This workshop investigated the demands of homework and strategies for helping children during homework time.
“I love being able to learn to help my children and find out about great ideas to make things work. Thanks for providing the opportunity for us to work better with our own children on their education.” – Parent Comment
“Thank you for providing this useful information and insight into the different capabilities of children and how to make the most of them.” – Parent Comment
“I thought this workshop was a great opportunity to share ideas with other parents and teachers.
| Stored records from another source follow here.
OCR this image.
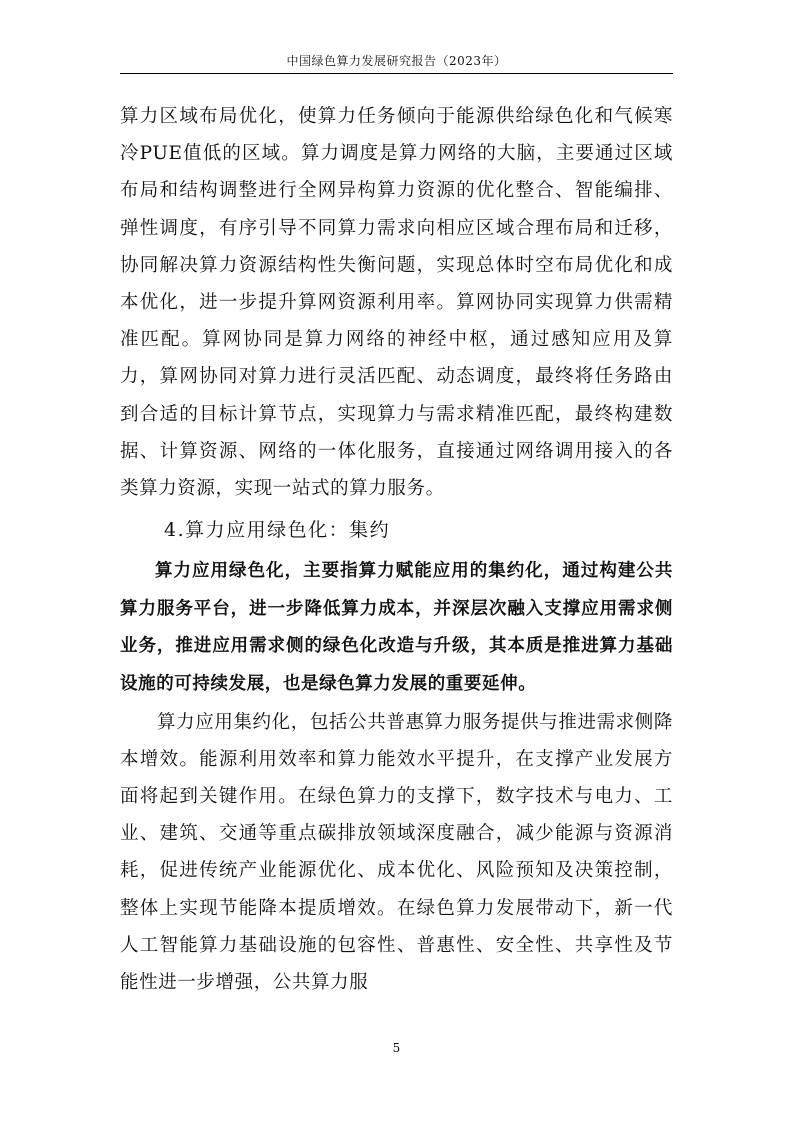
中国绿色算力发展研究报告（2023年）

算力区域布局优化，使算力任务倾向于能源供给绿色化和气候寒冷PUE值低的区域。算力调度是算力网络的大脑，主要通过区域布局和结构调整进行全网异构算力资源的优化整合、智能编排、弹性调度，有序引导不同算力需求向相应区域合理布局和迁移，协同解决算力资源结构性失衡问题，实现总体时空布局优化和成本优化，进一步提升算网资源利用率。算网协同实现算力供需精准匹配。算网协同是算力网络的神经中枢，通过感知应用及算力，算网协同对算力进行灵活匹配、动态调度，最终将任务路由到合适的目标计算节点，实现算力与需求精准匹配，最终构建数据、计算资源、网络的一体化服务，直接通过网络调用接入的各类算力资源，实现一站式的算力服务。

4.算力应用绿色化：集约

算力应用绿色化，主要指算力赋能应用的集约化，通过构建公共算力服务平台，进一步降低算力成本，并深层次融入支撑应用需求侧业务，推进应用需求侧的绿色化改造与升级，其本质是推进算力基础设施的可持续发展，也是绿色算力发展的重要延伸。

算力应用集约化，包括公共普惠算力服务提供与推进需求侧降本增效。能源利用效率和算力能效水平提升，在支撑产业发展方面将起到关键作用。在绿色算力的支撑下，数字技术与电力、工业、建筑、交通等重点碳排放领域深度融合，减少能源与资源消耗，促进传统产业能源优化、成本优化、风险预知及决策控制，整体上实现节能降本提质增效。在绿色算力发展带动下，新一代人工智能算力基础设施的包容性、普惠性、安全性、共享性及节能性进一步增强，公共算力服

5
The activities we did helped me learn more about how to help my child, and that is fantastic.” – Parent Comment
“Thank your for giving us the opportunity to learn more about how our children learn and how to help them. I hope there will be more workshops like this soon.” – Parent Comment
HELPFUL HOMEWORK TIPS!
These tips were generated by the participants during the workshop. Thanks everyone!
“Schools should teach kids how to learn, and parents should teach them how to work by establishing work rules and work ethic at home.” – Dr. Mel Levine, Co-Founder and Co-Chair, All Kinds of Minds
- Set a consistent time each day for doing homework.
- Set time limits depending on the task and the child’s ability to concentrate. During the breaks the child can do whatever they want.
- Use a timer.
- Organize homework (Do the easiest work first and the hardest last, or vice versa)
- Have your child decide which assignments they can do on their own and which they need the help of an adult. The easiest tasks should be done before the more complex ones.
- Break larger tasks into smaller, shorter or simpler tasks.
- “Jump Starts” – If needed help your child get started on a task. (i.e., help write the first paragraph, clarify instructions)
- Organize materials needed to do homework. (pencils, erasers, books, calculators, etc.)
- Provide materials only as they are needed. (i.e., instead of giving your child an entire pack of pencils only give them two pencils at a time.)
- Get rid of distractions.
- Have a quiet work area.
- Talk about the homework. Can discuss why we need to learn this or practice this skill. Try and make it relevant to real life. Try and make it interesting.
- Check work in progress. If an assignment is given on Monday and is due Friday, ask your child to show you what she has finished each day or to show you a plan of what will be done each day between Monday and Friday.
- Drill with flash cards.
- Play memory games.
- Make a homework checklist.
- Try new learning tools (different books, puzzles, quizzes)
- Try different learning activities. (bounce a ball while doing math drills, singing, use internet, etc.)
- Use their strengths to help them weaker subject areas.
- Praise children and encourage them as they work. Build enthusiasm and make it fun.
- Support your children when they need help doing homework and getting organized.